CDU finance minister Schäuble “was the hero of the black zero, but this was in the time of peak globalisation. Germany was selling cars to every corner of the world. We enjoyed the peace dividend”, Bayaz said. “It’s a different time now.”
Werner Gatzer, the top official in charge of the budget under Schäuble, remembers when he told his boss that not only had the budget been balanced, it had generated a surplus.
“He wasn’t thrilled, he said ‘Oh God, I’m already being criticised for investing too little. And now this.’ But then he noticed that this was popular,” Gatzer said.

Gatzer noted that the debt brake had allowed Germany to reduce its debt ratio to about 63 per cent of GDP, which in turns means that Berlin can borrow at lower rates than France or Italy.

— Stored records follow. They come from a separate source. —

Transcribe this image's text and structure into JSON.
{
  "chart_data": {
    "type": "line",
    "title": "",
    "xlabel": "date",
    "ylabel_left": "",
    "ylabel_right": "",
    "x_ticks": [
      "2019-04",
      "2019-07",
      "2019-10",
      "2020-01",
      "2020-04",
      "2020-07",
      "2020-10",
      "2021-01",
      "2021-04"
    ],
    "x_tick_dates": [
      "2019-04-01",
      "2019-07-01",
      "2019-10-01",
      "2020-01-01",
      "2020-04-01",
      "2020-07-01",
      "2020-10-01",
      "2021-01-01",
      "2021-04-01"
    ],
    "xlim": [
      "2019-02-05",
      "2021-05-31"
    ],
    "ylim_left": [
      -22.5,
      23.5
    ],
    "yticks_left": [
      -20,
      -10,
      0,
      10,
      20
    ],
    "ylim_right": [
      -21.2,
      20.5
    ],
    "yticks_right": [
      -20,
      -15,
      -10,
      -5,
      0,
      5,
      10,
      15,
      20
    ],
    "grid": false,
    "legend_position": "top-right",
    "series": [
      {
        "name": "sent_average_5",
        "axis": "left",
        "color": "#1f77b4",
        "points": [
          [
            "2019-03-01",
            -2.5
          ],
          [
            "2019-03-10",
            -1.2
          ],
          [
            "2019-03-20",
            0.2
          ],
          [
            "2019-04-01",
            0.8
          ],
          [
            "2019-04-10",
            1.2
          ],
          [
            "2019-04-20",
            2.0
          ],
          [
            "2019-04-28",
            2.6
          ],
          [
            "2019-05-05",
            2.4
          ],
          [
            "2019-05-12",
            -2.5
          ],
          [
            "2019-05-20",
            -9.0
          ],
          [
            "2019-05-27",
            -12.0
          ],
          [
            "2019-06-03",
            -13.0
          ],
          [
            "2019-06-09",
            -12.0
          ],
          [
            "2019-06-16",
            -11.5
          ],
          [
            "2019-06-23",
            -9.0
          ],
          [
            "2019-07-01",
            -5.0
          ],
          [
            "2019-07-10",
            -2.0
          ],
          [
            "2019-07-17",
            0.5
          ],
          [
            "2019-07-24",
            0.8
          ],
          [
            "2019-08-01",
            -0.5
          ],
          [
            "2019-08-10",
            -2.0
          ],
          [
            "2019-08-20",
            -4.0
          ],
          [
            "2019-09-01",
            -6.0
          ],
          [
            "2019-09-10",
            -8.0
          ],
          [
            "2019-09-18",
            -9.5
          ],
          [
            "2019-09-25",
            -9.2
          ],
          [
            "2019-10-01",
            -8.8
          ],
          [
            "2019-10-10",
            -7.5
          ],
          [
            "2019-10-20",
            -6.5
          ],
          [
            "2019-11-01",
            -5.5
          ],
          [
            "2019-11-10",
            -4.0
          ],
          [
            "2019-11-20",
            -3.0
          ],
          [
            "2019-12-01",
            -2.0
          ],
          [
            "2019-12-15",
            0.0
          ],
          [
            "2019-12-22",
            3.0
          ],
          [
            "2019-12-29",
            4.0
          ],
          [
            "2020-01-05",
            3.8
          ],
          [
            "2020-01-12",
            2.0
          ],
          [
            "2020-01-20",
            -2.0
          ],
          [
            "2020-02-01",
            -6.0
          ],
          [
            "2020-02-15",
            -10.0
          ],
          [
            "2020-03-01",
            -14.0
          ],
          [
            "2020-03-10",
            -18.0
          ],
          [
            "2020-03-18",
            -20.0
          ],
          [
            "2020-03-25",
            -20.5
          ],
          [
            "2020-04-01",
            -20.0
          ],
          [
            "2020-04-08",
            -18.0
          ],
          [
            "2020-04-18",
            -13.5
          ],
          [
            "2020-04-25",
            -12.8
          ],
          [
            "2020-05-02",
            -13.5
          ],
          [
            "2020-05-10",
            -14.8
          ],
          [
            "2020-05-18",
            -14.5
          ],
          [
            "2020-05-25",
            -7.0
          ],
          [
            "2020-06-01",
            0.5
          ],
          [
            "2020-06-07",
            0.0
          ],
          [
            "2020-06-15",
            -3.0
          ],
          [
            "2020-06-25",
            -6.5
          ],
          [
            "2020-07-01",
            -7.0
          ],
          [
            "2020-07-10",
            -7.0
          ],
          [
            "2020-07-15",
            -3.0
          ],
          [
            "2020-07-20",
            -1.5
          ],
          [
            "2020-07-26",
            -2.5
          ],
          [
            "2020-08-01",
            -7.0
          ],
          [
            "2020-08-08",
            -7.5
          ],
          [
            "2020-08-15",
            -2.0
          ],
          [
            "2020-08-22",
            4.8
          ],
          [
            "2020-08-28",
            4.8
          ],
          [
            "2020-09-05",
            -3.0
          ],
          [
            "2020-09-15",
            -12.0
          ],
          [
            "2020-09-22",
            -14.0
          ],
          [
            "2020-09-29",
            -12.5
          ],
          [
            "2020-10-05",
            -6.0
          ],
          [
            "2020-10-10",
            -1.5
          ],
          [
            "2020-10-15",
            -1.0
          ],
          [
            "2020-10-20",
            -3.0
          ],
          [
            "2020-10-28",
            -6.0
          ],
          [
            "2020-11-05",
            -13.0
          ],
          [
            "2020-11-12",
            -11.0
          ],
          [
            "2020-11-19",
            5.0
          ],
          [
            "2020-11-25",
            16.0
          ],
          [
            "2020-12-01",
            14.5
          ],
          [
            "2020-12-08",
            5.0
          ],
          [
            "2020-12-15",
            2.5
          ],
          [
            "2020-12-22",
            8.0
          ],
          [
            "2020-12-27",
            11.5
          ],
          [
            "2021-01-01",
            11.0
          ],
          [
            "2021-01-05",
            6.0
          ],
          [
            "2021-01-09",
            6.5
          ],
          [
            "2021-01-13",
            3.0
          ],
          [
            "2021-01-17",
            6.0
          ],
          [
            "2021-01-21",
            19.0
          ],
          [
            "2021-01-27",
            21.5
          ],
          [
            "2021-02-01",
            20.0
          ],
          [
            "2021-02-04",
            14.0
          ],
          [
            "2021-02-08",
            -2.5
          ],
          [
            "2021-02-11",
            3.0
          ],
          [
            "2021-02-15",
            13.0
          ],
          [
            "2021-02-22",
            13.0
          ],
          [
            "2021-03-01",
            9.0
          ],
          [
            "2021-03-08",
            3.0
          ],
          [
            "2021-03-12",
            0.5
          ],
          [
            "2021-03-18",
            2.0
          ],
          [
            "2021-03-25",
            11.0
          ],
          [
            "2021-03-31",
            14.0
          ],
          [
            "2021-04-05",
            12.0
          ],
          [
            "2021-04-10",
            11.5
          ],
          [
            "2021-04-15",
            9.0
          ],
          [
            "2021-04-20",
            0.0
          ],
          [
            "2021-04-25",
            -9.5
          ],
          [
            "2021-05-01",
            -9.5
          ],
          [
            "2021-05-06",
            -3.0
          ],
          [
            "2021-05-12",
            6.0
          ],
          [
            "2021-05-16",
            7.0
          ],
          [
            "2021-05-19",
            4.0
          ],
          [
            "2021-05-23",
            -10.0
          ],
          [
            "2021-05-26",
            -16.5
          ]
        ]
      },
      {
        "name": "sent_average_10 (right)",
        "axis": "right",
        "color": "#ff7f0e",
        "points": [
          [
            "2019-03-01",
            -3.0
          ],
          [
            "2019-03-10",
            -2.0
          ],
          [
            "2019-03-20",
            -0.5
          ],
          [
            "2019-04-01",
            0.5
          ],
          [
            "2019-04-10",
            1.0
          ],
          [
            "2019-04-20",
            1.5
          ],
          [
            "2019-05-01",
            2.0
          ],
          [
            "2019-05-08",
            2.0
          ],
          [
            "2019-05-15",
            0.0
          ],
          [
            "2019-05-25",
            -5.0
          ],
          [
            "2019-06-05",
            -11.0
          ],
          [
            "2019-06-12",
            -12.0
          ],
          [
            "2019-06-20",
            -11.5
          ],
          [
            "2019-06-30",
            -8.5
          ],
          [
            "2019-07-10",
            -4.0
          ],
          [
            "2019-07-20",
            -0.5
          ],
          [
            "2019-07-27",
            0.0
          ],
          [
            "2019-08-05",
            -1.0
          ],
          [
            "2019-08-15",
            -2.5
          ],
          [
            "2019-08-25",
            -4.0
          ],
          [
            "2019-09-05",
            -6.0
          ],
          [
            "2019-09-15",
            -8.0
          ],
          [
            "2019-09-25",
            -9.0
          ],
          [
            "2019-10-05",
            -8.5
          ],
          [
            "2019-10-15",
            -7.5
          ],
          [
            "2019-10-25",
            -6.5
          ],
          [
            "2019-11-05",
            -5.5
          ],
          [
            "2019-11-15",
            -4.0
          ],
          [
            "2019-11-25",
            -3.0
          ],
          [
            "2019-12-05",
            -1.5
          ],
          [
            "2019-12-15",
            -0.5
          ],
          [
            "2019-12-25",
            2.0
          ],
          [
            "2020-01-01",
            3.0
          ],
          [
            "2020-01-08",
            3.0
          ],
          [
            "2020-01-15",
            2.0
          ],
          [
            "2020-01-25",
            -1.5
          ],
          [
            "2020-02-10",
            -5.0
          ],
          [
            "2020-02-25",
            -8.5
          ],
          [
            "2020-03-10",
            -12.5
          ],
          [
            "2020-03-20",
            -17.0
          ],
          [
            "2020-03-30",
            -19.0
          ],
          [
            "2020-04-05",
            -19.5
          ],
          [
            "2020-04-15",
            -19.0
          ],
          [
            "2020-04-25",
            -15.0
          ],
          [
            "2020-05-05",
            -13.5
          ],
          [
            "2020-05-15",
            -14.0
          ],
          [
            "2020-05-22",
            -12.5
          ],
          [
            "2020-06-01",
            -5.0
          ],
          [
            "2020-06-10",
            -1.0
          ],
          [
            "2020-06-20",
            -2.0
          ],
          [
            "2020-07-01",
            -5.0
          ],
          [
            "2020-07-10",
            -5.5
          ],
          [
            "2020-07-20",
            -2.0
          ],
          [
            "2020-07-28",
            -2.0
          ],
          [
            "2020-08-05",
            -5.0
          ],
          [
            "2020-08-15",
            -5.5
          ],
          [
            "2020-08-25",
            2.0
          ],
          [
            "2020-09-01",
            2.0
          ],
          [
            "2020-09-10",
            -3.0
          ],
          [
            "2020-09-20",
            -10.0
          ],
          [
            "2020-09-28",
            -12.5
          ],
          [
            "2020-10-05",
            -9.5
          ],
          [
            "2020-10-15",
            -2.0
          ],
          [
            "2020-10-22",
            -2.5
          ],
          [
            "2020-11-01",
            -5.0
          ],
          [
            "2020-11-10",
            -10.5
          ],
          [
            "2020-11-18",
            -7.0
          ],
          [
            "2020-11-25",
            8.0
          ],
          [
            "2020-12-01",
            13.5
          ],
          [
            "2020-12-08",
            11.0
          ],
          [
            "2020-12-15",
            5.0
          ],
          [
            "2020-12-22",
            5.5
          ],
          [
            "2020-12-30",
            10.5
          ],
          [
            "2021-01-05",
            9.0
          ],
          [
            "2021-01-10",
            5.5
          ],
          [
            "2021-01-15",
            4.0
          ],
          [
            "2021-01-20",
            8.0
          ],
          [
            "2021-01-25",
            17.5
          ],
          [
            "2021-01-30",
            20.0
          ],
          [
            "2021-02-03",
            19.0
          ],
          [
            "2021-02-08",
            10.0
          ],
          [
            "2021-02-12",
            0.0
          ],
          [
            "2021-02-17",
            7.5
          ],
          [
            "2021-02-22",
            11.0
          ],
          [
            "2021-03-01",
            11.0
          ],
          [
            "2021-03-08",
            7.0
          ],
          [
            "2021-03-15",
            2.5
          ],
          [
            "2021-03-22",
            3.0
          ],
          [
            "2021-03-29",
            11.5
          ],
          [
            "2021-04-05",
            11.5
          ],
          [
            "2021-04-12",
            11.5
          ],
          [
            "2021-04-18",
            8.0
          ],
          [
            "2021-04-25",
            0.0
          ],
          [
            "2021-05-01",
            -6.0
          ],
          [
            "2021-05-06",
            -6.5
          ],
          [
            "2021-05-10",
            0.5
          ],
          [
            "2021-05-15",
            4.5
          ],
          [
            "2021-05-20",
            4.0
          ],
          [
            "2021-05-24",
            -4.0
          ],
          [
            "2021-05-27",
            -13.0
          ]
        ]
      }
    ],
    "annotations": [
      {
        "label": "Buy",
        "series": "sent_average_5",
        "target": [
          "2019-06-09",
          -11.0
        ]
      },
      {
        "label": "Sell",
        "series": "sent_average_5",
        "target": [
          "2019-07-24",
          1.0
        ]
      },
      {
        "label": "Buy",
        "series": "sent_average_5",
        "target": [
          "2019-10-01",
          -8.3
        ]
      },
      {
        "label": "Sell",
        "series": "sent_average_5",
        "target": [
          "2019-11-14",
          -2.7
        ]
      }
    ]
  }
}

In Gatzer’s view, the problem was that politicians lacked “the strength to set priorities”. “The debt rule was never an investment brake,” he said. Still, areas such as infrastructure, digitisation and defence “were not adequately financed”.
He expressed confidence that Schäuble, who died in 2023, would have backed Merz’s debt package: “He would say yes to investments in infrastructure and defence.”
In Stuttgart, the home of the proverbial Swabian housewife, minister Bayaz expressed concern about Germany’s spending spree missing the opportunity to push for reforms.
“I see people with euro signs in their eyes.”